The acceptance concept in the law of contracting is important in that the buyer can reject the goods only before acceptance. After that time, the buyer is left to contractual remedies that are often very limited.
Testing must ensure the system works properly in a live environment and integrates into the credit union’s systems. A minimum testing period of 30 days is advisable.
Most warranties that are implied by law for goods contracts are typically disclaimed in software agreements. Certain functions or attributes of the system may have been fundamental to the credit union’s purchase decision and should be the subject of express warranties in the contract—for example, that the software is free of defects or viruses, the software doesn’t infringe on the intellectual property rights of third parties, and the vendor isn’t currently the subject of any litigation that will prevent it from performing under the contract.
• Scrutinize the contract’s remedy and damage provisions. Most courts will enforce these limitations against a purchaser absent fraud or complete failure of the vendor to implement the promised remedy.
Most of these clauses limit the remedy to repair or replace the system and limit damages to what the purchaser has paid for the system. Contracts typically exclude the recovery of consequential damages, such as lost business or the cost of labor to deal with the failure.
• Beware provisions that shorten the period for bringing claims against the vendor or select a court venue or law that’s unfavorable to the credit union.
• Be sure that the vendor has processes and procedures in place to absolutely secure and protect nonpublic personal information of credit union members. The vendor’s disaster recovery plan should also be reviewed.
• Review and negotiate indemnification provisions and allocate as much risk to the vendor as possible. Third-party claims should be carved out from any liability limitation.
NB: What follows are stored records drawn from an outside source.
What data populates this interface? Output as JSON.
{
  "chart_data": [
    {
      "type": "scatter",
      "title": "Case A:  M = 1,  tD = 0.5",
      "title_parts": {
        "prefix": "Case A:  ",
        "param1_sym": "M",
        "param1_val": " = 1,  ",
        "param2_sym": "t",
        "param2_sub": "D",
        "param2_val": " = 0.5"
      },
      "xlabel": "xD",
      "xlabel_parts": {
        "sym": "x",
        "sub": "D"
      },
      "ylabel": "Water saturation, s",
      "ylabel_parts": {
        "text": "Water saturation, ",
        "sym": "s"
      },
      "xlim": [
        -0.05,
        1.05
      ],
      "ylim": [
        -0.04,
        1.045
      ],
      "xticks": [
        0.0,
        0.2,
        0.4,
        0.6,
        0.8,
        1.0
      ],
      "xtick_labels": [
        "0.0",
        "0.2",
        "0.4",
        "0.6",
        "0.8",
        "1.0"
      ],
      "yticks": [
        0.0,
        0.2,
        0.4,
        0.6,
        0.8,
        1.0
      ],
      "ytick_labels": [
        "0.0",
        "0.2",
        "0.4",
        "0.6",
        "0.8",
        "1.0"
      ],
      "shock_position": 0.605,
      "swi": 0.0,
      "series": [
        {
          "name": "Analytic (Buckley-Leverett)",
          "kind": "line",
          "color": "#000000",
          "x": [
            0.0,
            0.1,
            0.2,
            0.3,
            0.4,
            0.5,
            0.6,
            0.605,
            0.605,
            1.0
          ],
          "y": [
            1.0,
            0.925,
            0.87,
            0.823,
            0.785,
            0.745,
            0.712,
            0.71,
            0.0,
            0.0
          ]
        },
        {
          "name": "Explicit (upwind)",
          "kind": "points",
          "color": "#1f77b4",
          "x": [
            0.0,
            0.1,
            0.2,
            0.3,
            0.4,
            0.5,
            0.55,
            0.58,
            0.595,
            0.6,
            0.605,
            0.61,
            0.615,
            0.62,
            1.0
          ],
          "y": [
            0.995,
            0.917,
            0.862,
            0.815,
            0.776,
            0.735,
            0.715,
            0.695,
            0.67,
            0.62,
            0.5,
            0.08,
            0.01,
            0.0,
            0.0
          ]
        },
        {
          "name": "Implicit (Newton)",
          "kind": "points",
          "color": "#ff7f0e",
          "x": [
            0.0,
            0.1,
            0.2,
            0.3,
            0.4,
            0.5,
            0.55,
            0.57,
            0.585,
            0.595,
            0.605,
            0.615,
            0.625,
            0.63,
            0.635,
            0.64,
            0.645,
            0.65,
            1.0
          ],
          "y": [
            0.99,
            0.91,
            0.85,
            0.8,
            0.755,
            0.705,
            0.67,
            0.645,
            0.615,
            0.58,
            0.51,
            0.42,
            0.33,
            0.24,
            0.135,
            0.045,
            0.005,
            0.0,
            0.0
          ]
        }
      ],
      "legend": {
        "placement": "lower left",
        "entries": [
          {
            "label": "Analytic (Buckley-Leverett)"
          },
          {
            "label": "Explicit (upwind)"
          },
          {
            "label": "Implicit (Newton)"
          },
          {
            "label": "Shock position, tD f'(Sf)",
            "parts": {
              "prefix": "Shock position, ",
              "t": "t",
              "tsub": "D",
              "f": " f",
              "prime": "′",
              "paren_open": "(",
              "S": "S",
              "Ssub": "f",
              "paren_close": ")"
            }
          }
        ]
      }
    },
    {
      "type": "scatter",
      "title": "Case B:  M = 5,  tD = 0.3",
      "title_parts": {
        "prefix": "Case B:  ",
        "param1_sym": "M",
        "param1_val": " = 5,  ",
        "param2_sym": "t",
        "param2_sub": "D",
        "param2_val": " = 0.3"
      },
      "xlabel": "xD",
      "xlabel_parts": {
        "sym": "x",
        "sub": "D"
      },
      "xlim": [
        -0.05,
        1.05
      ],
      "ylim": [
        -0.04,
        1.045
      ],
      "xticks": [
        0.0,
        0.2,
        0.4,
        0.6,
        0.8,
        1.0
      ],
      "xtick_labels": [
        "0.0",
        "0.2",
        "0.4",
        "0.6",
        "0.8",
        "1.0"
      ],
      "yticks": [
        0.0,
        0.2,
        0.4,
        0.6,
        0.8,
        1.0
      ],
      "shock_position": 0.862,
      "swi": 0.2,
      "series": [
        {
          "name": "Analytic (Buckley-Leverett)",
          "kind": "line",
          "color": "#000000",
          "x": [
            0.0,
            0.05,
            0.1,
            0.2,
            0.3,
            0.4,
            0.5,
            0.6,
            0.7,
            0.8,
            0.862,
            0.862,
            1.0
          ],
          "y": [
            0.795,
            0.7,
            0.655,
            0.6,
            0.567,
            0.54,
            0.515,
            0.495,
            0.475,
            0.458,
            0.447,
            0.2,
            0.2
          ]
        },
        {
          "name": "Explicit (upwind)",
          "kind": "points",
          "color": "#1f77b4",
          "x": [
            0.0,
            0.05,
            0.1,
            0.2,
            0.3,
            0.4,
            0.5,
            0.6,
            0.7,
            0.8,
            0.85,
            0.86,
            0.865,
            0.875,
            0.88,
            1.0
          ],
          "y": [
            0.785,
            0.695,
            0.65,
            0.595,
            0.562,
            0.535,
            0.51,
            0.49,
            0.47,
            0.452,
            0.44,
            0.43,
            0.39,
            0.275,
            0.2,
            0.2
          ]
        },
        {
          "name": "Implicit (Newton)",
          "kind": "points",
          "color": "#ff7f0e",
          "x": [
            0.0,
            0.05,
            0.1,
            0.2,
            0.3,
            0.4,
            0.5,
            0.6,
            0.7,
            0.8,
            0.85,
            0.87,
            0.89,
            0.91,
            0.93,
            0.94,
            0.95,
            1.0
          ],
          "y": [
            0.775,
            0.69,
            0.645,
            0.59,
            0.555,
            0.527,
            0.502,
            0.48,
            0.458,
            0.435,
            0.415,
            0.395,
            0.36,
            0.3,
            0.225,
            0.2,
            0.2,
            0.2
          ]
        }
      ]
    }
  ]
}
Assign a team from the credit union that is charged with interfacing with the vendor on implementation.
Schedule weekly project implementation meetings with the vendor where a senior credit union officer not on the implementation team is present.
Be sure the credit union project manager is checking the implementation against the statement of work in the contract, including the project schedule.
There are many factors that affect IT project implementation success. However, careful product and vendor selection and informed contracting as described above can go a long way toward ensuring project success.